Added to answer: $x^TBx = (V^Tx)^TA(V^Tx) \geq 0$, hence $B$ is positive semi-definite.

Answer 2

Edit: I make a rectification of an erroneous extension to semi-definite matrices (following remarks of @Paolo Leonetti).

I will consider only the particular case of positive definite matrices according to Sylvester criterion (see https://en.wikipedia.org/wiki/Positive-definite_matrix).
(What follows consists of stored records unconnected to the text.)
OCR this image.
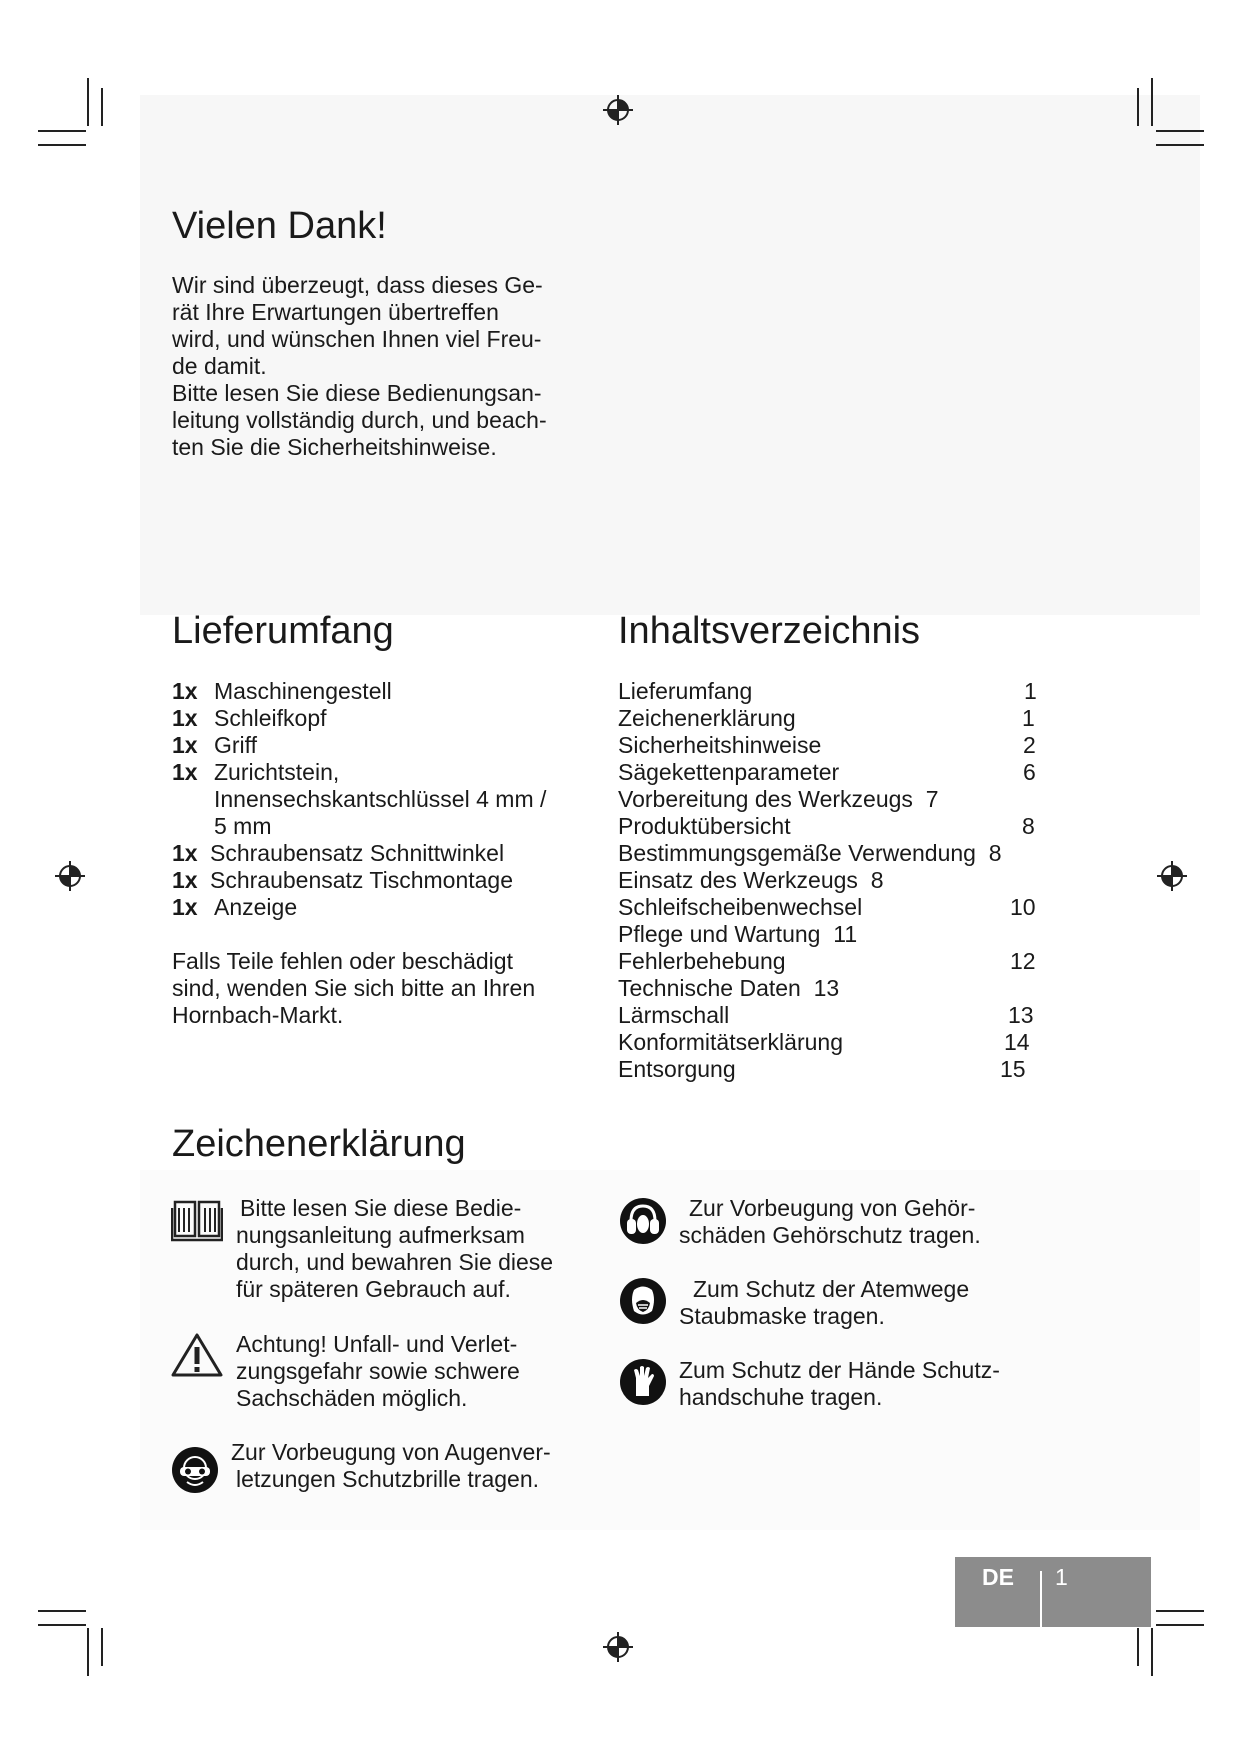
Vielen Dank!
Wir sind überzeugt, dass dieses Ge-
rät Ihre Erwartungen übertreffen
wird, und wünschen Ihnen viel Freu-
de damit.
Bitte lesen Sie diese Bedienungsan-
leitung vollständig durch, und beach-
ten Sie die Sicherheitshinweise.
Lieferumfang
1x Maschinengestell
1x Schleifkopf
1x Griff
1x Zurichtstein,
Innensechskantschlüssel 4 mm /
5 mm
1x Schraubensatz Schnittwinkel
1x Schraubensatz Tischmontage
1x Anzeige
Falls Teile fehlen oder beschädigt
sind, wenden Sie sich bitte an Ihren
Hornbach-Markt.
Inhaltsverzeichnis
Lieferumfang	1
Zeichenerklärung	1
Sicherheitshinweise	2
Sägekettenparameter	6
Vorbereitung des Werkzeugs 7
Produktübersicht	8
Bestimmungsgemäße Verwendung 8
Einsatz des Werkzeugs 8
Schleifscheibenwechsel	10
Pflege und Wartung 11
Fehlerbehebung	12
Technische Daten 13
Lärmschall	13
Konformitätserklärung	14
Entsorgung	15
Zeichenerklärung
Bitte lesen Sie diese Bedie-
nungsanleitung aufmerksam
durch, und bewahren Sie diese
für späteren Gebrauch auf.
Achtung! Unfall- und Verlet-
zungsgefahr sowie schwere
Sachschäden möglich.
Zur Vorbeugung von Augenver-
letzungen Schutzbrille tragen.
Zur Vorbeugung von Gehör-
schäden Gehörschutz tragen.
Zum Schutz der Atemwege
Staubmaske tragen.
Zum Schutz der Hände Schutz-
handschuhe tragen.
DE	1
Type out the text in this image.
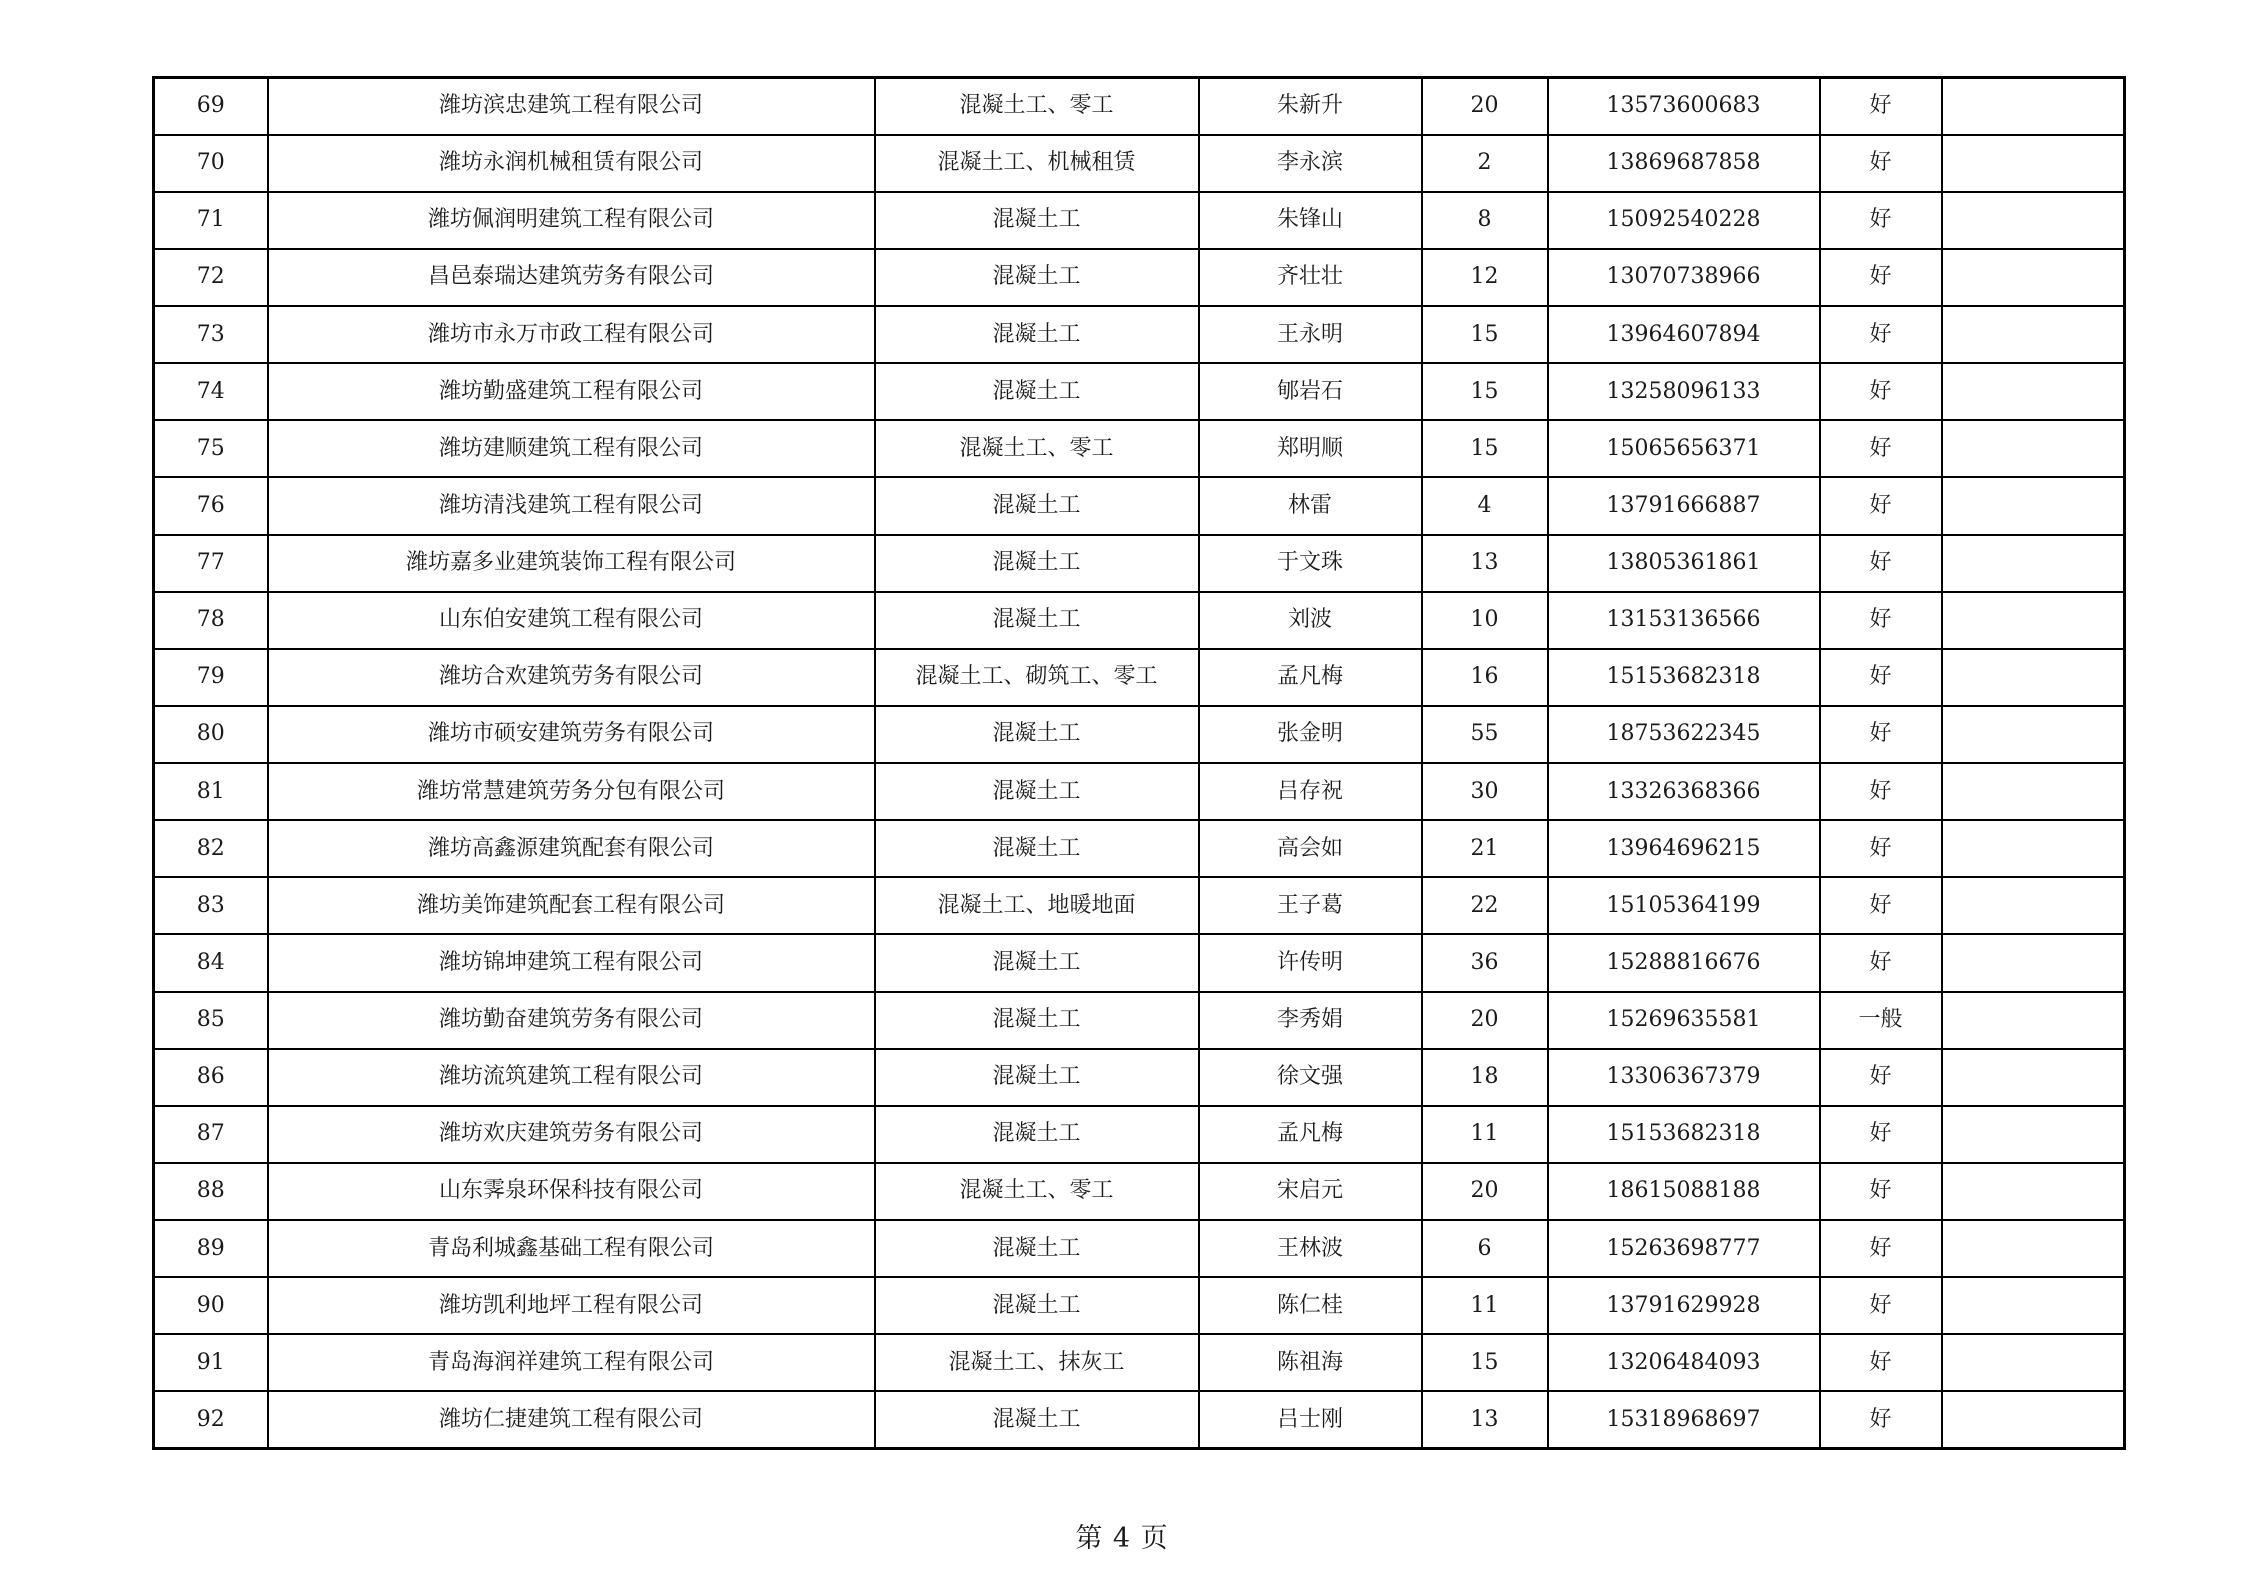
69	潍坊滨忠建筑工程有限公司	混凝土工、零工	朱新升	20	13573600683	好	
70	潍坊永润机械租赁有限公司	混凝土工、机械租赁	李永滨	2	13869687858	好	
71	潍坊佩润明建筑工程有限公司	混凝土工	朱锋山	8	15092540228	好	
72	昌邑泰瑞达建筑劳务有限公司	混凝土工	齐壮壮	12	13070738966	好	
73	潍坊市永万市政工程有限公司	混凝土工	王永明	15	13964607894	好	
74	潍坊勤盛建筑工程有限公司	混凝土工	郇岩石	15	13258096133	好	
75	潍坊建顺建筑工程有限公司	混凝土工、零工	郑明顺	15	15065656371	好	
76	潍坊清浅建筑工程有限公司	混凝土工	林雷	4	13791666887	好	
77	潍坊嘉多业建筑装饰工程有限公司	混凝土工	于文珠	13	13805361861	好	
78	山东伯安建筑工程有限公司	混凝土工	刘波	10	13153136566	好	
79	潍坊合欢建筑劳务有限公司	混凝土工、砌筑工、零工	孟凡梅	16	15153682318	好	
80	潍坊市硕安建筑劳务有限公司	混凝土工	张金明	55	18753622345	好	
81	潍坊常慧建筑劳务分包有限公司	混凝土工	吕存祝	30	13326368366	好	
82	潍坊高鑫源建筑配套有限公司	混凝土工	高会如	21	13964696215	好	
83	潍坊美饰建筑配套工程有限公司	混凝土工、地暖地面	王子葛	22	15105364199	好	
84	潍坊锦坤建筑工程有限公司	混凝土工	许传明	36	15288816676	好	
85	潍坊勤奋建筑劳务有限公司	混凝土工	李秀娟	20	15269635581	一般	
86	潍坊流筑建筑工程有限公司	混凝土工	徐文强	18	13306367379	好	
87	潍坊欢庆建筑劳务有限公司	混凝土工	孟凡梅	11	15153682318	好	
88	山东霁泉环保科技有限公司	混凝土工、零工	宋启元	20	18615088188	好	
89	青岛利城鑫基础工程有限公司	混凝土工	王林波	6	15263698777	好	
90	潍坊凯利地坪工程有限公司	混凝土工	陈仁桂	11	13791629928	好	
91	青岛海润祥建筑工程有限公司	混凝土工、抹灰工	陈祖海	15	13206484093	好	
92	潍坊仁捷建筑工程有限公司	混凝土工	吕士刚	13	15318968697	好	
第 4 页
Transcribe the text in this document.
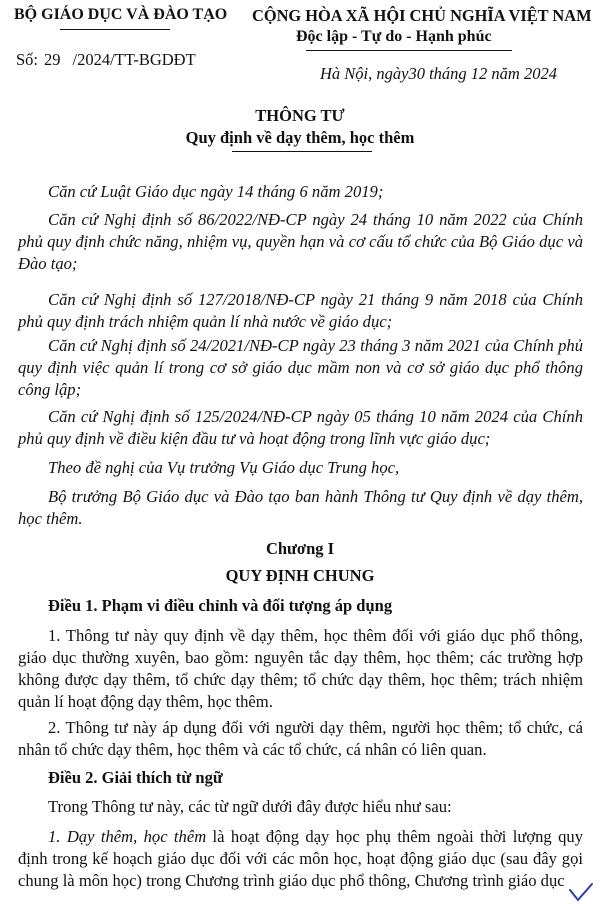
BỘ GIÁO DỤC VÀ ĐÀO TẠO
Số: 29 /2024/TT-BGDĐT
CỘNG HÒA XÃ HỘI CHỦ NGHĨA VIỆT NAM
Độc lập - Tự do - Hạnh phúc
Hà Nội, ngày30 tháng 12 năm 2024
THÔNG TƯ
Quy định về dạy thêm, học thêm

Căn cứ Luật Giáo dục ngày 14 tháng 6 năm 2019;

Căn cứ Nghị định số 86/2022/NĐ-CP ngày 24 tháng 10 năm 2022 của Chính phủ quy định chức năng, nhiệm vụ, quyền hạn và cơ cấu tổ chức của Bộ Giáo dục và Đào tạo;

Căn cứ Nghị định số 127/2018/NĐ-CP ngày 21 tháng 9 năm 2018 của Chính phủ quy định trách nhiệm quản lí nhà nước về giáo dục;

Căn cứ Nghị định số 24/2021/NĐ-CP ngày 23 tháng 3 năm 2021 của Chính phủ quy định việc quản lí trong cơ sở giáo dục mầm non và cơ sở giáo dục phổ thông công lập;

Căn cứ Nghị định số 125/2024/NĐ-CP ngày 05 tháng 10 năm 2024 của Chính phủ quy định về điều kiện đầu tư và hoạt động trong lĩnh vực giáo dục;

Theo đề nghị của Vụ trưởng Vụ Giáo dục Trung học,

Bộ trưởng Bộ Giáo dục và Đào tạo ban hành Thông tư Quy định về dạy thêm, học thêm.

Chương I
QUY ĐỊNH CHUNG
Điều 1. Phạm vi điều chỉnh và đối tượng áp dụng

1. Thông tư này quy định về dạy thêm, học thêm đối với giáo dục phổ thông, giáo dục thường xuyên, bao gồm: nguyên tắc dạy thêm, học thêm; các trường hợp không được dạy thêm, tổ chức dạy thêm; tổ chức dạy thêm, học thêm; trách nhiệm quản lí hoạt động dạy thêm, học thêm.

2. Thông tư này áp dụng đối với người dạy thêm, người học thêm; tổ chức, cá nhân tổ chức dạy thêm, học thêm và các tổ chức, cá nhân có liên quan.

Điều 2. Giải thích từ ngữ

Trong Thông tư này, các từ ngữ dưới đây được hiểu như sau:

1. Dạy thêm, học thêm là hoạt động dạy học phụ thêm ngoài thời lượng quy định trong kế hoạch giáo dục đối với các môn học, hoạt động giáo dục (sau đây gọi chung là môn học) trong Chương trình giáo dục phổ thông, Chương trình giáo dục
This criteria is applied by checking the positivity of determinants of "russian dolls matrices" beginning

• by the North-West corner $M(1,1), M(1:2,1:2)$ and $M(1:3,1:3)=M$, or

• by the South-East corner $M(3,3), M(2:3,2:3)$ and $M(1:3,1:3)=M$.

It is this latter criteria that we will consider.

$$A=\begin{pmatrix} a+4b+6c+4d+e & a+3b+3c+d & a+2b+c \\ a+3b+3c+d & a+2b+c & a+b \\ a+2b+c & a+b & a \\ \end{pmatrix} \ \ \text{and} \ \ B=\begin{pmatrix} e & d & c \\ d & c & b \\ c & b & a \\ \end{pmatrix}$$

Let $M_{23}=M(2:3,2:3)$ (we keep in a matrix $M$ the elements which are in column 2 and 3, i.e., we suppress line 1 and column 1).

Thus it suffices to check the equivalence:

$$det(A)>0 \ \& \ det(A_{23})> 0 \ \& \ a > 0 \ \ \Longleftrightarrow \ \ det(B)\geq0 \ \& \ det(B_{23})\geq 0 \ \& \ a \geq 0 \ \ \ (1)$$

But $det(A)=det(B)$ (you say it in your text), and one can verify that:

$$det(A_{23})=det(B_{23})=ac-b^2$$

Thus (1) is established.

Remark: coefficients $1,2,1$, then $1,3,3,1$, then $1,4,6,4,1$ that appear in matrix $A$ come from Pascal triangle. This remark could open the way to a new theorem and new proof, generalizable to larger matrices of this form.